Connectivity Issues
Incident Report for Squarespace
Postmortem

SUMMARY

On Wednesday, April 20, 2016, traffic to Squarespace websites was impacted from 1:14 AM to 7:48 AM Eastern Time (ET). During this time, traffic was still being routed to our data centers but customers and their visitors received an error message (HTTP 504) indicating that service was unavailable. While all Squarespace sites were initially unavailable, a partial restoration of service at 4:31 AM ET restored the home page of all sites, and service was restored incrementally from there.

We sincerely apologize to our customers and their visitors for this very serious outage. We pride ourselves on being fast, responsive, and reliable. At this time, we fully understand the root cause of this issue and have resolved the problem.

TIMELINE AND ROOT CAUSE

When our systems were impacted at 1:14 AM ET on Wednesday, April 20, 2016, our monitoring system alerted our engineers, who responded immediately. Our initial investigation revealed that the cluster of software that serves web pages was offline. Further investigation revealed that until the moment our service stopped, every subsystem was operating within normal levels and externally measured response time was also normal. Basic attempts to reboot these nodes resulted in immediate failure. This was an unprecedented situation for us -- servers immediately exiting within a minute of startup, with no clear logging indicating what was the root cause. The performance of all systems were fine up until that event, and there were no code deploys within hours of the event. Our teams began searching for forensic evidence to explain the problem while pursuing a solution for partial restoration of service.

At 3:42 AM ET, we concluded that traffic to a particular website or traffic from a particular group of visitors was causing the issue. We successfully made a change in our web application firewall to block traffic to all URL patterns except to the root (home) page for all sites. We ruled out a problem from any visitors and knew it must be a particular URL pattern triggering a bug in our code. By 4:31 AM ET, the home pages of all Squarespace websites were loading properly.

For the next two hours, we methodically searched for the problematic URL pattern by replaying the requests found in our access logs against a subset of the servers in our web cluster. Our engineers continuously updated our web application firewall to allow more traffic to enter our systems. By 6:23 AM ET, we were successfully serving traffic at 95% of our normal level. At 7:48 AM ET, we identified and isolated the problematic URLs and all systems were back to normal.

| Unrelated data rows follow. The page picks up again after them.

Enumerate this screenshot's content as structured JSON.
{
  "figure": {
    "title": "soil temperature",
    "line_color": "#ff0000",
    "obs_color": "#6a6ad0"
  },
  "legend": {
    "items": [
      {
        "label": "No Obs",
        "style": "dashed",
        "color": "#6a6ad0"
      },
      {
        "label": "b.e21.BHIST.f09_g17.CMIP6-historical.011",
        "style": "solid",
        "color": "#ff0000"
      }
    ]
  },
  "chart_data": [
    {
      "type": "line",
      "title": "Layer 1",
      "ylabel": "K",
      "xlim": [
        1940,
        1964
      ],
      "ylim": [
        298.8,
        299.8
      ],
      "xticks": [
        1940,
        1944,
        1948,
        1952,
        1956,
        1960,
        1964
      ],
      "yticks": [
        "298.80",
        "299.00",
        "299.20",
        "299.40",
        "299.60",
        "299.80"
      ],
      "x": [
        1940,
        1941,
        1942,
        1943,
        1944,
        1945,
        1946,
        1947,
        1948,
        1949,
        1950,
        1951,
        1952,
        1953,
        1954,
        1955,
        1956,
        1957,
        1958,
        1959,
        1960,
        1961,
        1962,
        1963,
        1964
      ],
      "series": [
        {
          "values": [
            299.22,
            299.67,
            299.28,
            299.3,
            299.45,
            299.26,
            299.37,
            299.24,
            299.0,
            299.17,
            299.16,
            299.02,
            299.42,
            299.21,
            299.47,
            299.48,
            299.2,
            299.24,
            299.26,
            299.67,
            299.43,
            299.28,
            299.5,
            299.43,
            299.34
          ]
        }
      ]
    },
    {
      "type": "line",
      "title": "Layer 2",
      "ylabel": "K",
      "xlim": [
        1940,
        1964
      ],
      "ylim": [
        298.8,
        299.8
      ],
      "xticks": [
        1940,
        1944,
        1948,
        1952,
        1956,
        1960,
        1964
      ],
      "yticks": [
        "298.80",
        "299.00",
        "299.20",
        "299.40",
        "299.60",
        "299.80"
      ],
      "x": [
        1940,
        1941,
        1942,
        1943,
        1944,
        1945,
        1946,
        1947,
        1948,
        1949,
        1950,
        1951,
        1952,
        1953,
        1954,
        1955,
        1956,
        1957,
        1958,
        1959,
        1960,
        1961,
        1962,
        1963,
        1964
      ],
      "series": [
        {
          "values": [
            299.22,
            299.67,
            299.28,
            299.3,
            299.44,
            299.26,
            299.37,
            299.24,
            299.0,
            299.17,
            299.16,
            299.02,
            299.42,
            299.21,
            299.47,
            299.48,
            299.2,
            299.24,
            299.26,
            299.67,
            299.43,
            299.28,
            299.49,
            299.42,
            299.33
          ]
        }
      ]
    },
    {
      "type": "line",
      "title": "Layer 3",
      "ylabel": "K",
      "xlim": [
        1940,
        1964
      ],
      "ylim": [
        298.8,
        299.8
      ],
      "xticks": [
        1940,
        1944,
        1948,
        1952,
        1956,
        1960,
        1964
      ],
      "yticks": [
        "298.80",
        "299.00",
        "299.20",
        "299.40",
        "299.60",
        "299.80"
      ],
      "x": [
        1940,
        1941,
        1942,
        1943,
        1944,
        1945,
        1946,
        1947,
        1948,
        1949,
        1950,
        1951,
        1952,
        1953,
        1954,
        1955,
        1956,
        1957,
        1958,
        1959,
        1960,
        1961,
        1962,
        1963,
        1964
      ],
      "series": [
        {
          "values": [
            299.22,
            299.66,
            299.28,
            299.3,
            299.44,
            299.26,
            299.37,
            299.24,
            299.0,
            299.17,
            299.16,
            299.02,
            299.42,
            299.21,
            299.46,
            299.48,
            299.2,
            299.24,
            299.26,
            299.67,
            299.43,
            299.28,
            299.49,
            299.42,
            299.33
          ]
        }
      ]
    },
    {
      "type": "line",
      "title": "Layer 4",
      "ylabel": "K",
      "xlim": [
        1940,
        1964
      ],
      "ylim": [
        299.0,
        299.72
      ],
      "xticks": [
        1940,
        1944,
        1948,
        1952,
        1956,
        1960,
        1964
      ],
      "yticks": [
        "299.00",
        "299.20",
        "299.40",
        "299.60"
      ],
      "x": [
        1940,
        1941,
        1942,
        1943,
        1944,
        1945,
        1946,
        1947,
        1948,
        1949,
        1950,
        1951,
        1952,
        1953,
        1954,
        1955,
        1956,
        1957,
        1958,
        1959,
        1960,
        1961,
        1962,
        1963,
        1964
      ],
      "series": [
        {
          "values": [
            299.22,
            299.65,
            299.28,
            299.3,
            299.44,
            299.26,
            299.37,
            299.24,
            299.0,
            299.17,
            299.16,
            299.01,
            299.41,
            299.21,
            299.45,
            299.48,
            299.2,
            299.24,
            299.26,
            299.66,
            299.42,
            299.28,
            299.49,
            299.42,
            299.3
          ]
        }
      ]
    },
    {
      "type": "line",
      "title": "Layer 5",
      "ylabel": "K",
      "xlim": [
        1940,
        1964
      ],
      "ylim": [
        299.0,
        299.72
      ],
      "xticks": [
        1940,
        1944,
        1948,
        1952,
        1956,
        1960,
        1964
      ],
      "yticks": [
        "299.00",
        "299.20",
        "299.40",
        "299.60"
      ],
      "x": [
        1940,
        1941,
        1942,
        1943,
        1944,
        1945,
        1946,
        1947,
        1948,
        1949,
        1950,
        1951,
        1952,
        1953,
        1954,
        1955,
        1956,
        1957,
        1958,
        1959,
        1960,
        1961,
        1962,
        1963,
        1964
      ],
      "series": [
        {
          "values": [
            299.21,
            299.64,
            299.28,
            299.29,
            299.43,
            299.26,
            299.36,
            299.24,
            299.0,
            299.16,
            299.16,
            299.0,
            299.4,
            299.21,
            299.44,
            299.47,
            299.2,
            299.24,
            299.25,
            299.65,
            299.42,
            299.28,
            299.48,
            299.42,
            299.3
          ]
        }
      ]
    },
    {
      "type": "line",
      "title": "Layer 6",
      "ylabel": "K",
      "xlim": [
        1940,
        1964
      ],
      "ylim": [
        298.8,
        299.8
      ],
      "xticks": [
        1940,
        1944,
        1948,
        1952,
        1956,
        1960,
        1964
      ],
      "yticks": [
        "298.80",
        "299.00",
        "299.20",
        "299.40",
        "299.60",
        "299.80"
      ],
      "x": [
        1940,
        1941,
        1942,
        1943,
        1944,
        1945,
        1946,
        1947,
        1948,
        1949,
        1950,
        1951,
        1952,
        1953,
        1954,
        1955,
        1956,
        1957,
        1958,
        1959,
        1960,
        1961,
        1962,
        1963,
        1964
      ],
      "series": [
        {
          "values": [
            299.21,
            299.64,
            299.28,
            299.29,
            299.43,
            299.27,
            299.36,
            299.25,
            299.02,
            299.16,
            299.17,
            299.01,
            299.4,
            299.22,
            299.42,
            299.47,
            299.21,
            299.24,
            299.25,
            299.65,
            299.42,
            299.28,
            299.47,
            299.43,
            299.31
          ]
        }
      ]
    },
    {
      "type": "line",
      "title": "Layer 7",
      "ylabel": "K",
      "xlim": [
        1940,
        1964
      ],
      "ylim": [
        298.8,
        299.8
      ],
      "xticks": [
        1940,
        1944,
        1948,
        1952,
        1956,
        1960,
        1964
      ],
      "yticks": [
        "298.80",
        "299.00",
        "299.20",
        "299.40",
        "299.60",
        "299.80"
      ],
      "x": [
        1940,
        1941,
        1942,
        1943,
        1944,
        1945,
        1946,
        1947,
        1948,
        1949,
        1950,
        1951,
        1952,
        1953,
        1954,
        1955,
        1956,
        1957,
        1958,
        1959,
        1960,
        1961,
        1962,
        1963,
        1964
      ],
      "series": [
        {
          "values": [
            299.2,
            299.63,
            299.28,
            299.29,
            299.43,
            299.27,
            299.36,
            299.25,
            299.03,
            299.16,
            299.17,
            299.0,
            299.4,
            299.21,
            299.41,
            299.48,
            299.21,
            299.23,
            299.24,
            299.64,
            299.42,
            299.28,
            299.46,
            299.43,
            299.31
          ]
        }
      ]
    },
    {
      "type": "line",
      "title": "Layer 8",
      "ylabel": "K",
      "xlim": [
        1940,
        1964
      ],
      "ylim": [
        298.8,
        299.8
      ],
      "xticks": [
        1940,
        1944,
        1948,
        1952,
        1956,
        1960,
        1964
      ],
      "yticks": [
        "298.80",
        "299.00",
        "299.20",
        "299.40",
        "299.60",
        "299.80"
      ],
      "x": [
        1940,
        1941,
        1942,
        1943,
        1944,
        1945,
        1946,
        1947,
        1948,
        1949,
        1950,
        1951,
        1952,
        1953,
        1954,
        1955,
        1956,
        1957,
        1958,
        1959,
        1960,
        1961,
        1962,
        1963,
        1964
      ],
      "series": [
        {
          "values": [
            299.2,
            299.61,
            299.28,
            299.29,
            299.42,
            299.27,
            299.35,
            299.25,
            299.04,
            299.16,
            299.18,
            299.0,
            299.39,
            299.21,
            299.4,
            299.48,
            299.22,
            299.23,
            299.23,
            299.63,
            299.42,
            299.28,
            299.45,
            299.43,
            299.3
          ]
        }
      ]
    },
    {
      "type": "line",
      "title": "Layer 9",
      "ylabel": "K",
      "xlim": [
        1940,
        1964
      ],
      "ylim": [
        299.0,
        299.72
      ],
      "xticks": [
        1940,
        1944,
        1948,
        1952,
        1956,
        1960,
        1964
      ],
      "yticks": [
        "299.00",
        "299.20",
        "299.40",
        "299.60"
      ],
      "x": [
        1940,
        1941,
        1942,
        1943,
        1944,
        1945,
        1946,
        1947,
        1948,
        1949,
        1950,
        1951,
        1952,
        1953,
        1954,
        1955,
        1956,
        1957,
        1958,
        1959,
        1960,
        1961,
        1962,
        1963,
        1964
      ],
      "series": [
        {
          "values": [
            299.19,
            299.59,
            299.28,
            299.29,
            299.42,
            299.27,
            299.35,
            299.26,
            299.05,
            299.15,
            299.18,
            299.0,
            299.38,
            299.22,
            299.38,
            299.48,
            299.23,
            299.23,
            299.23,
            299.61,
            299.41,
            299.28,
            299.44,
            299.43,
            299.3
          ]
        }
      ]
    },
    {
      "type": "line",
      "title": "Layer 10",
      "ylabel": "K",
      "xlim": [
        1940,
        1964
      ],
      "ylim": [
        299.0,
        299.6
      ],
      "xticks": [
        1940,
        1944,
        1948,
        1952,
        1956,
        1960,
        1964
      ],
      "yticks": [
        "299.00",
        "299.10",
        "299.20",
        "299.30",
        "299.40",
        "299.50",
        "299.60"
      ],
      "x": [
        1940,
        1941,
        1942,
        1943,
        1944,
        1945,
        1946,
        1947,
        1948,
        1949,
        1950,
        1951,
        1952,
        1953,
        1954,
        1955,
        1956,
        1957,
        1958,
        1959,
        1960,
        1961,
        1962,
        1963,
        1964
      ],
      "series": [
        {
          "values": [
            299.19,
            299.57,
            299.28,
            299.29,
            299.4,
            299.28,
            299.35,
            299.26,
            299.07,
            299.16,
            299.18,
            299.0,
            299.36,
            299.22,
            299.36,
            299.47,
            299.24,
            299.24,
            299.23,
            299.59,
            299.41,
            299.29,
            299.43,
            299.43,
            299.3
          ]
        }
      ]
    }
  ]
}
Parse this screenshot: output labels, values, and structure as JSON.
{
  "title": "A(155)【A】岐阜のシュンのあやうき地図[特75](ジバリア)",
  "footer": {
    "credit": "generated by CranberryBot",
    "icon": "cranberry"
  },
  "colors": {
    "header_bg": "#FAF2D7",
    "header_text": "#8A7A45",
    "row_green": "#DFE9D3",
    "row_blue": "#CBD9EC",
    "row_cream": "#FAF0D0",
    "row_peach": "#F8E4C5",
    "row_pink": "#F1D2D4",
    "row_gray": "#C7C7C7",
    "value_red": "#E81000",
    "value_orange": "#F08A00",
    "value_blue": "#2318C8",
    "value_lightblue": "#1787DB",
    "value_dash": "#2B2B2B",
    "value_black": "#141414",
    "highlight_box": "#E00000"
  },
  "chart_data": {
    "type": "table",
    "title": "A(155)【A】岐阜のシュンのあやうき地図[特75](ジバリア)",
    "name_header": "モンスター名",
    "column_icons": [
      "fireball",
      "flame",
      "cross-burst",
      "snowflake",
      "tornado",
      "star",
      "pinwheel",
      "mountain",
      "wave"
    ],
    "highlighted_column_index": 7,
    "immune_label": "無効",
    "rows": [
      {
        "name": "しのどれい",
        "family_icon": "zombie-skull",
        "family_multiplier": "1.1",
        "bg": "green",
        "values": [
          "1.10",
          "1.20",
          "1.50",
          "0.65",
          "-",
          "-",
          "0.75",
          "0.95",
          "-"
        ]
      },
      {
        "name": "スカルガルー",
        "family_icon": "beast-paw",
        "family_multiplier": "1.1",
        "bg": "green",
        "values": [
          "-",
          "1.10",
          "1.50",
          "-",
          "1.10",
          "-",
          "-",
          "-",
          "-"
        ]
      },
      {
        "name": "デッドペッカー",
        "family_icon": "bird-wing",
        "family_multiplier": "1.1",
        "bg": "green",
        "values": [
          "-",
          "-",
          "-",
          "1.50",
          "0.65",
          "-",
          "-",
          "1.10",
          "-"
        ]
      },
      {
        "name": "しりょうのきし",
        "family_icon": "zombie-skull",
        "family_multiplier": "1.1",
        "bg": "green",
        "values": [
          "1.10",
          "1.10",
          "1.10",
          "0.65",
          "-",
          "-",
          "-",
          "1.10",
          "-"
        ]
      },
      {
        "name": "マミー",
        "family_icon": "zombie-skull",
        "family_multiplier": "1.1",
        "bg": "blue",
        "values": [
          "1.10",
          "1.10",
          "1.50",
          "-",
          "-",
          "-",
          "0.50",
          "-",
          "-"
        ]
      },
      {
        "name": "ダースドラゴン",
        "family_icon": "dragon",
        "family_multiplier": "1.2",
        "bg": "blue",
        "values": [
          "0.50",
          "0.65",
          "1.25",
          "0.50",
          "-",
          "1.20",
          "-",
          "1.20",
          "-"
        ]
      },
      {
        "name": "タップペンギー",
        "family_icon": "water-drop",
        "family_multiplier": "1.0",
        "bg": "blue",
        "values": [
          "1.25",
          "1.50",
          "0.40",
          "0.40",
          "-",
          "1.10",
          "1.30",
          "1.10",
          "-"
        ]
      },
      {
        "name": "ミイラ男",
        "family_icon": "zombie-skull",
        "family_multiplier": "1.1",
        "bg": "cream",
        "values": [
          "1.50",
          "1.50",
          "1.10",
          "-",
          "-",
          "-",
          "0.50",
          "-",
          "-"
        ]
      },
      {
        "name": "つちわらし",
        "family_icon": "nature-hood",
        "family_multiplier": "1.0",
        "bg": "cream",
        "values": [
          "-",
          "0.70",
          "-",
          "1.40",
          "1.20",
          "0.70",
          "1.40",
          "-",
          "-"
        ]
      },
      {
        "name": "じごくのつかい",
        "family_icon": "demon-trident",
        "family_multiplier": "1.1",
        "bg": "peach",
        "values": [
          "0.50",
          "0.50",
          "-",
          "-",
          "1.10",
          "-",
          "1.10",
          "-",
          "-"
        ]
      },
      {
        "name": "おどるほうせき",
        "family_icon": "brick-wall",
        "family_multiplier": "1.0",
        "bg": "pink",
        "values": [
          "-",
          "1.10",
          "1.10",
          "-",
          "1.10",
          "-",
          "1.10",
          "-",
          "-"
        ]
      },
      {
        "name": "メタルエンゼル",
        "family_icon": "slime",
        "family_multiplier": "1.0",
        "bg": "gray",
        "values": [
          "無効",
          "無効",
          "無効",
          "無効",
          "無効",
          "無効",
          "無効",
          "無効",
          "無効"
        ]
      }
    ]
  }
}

Upon further investigation of the problematic URL, a certain data payload existing on a single high-traffic site was triggering an unexplored code path within our system. Whenever one of the servers in our web cluster received a request for that site, memory consumption would skyrocket immediately and the operating system would kill the underlying process. This event happened so quickly that no logging of the offending URL occurred, and the crash reports from the affected servers became corrupted, severely impeding our ability to determine the trigger for this issue.

Our engineering team has repaired the code defect that caused this issue. After thorough testing, we deployed the fix and removed the filters blocking the problematic URLs. In order to avoid a future problem of this nature, we’re adding additional checks and fail-safes to the affected code paths. Other efforts are underway to make these types of issues much faster to identify in the future.

A FINAL WORD

We take all outages very seriously and we are always working to improve our service’s reliability and uptime. Like many of our customers, we rely on Squarespace for our own business and livelihoods. This event was an especially difficult one for us, as we fell short of the high standards we set for ourselves and our service.

We hope that by being transparent around the causes, conclusions, and learnings from incidents such as this one, we can continue to build trust with our customers and offer reassurance that the reliability of all Squarespace products remains our number one priority.

Sincerely,
John Colton
Squarespace
VP Engineering

Posted Apr 22, 2016 - 17:37 EDT

Resolved
Systems are back to normal. We will post more detailed information at a later date.
Posted Apr 20, 2016 - 07:53 EDT
Update
We are now serving 95% of our normal traffic levels. The issue remains constrained to specific URLs, and does not affect generalized site traffic.
Posted Apr 20, 2016 - 06:33 EDT
Identified
Service has been restored to 88% of normal traffic levels, with the remaining affected traffic being at isolated URLs. We continue to work aggressively to restore access to 100% and will post a more detailed update at a later date. Thanks for your patience.
Posted Apr 20, 2016 - 06:23 EDT
Update
We are incrementally restoring access to sites.
Posted Apr 20, 2016 - 04:45 EDT
Update
Our team continues to pursue the root cause of this outage. Thanks for your patience.
Posted Apr 20, 2016 - 04:17 EDT
Update
All sites are down. Our team is actively engaged in determining the cause.
Posted Apr 20, 2016 - 03:31 EDT
Update
Our team continues to pursue the root cause of this outage. Thanks for your patience.
Posted Apr 20, 2016 - 02:13 EDT
Update
All sites are down. Our team is actively engaged in determining the cause.
Posted Apr 20, 2016 - 01:35 EDT
Investigating
We are investigating a general site access issue.
Posted Apr 20, 2016 - 01:22 EDT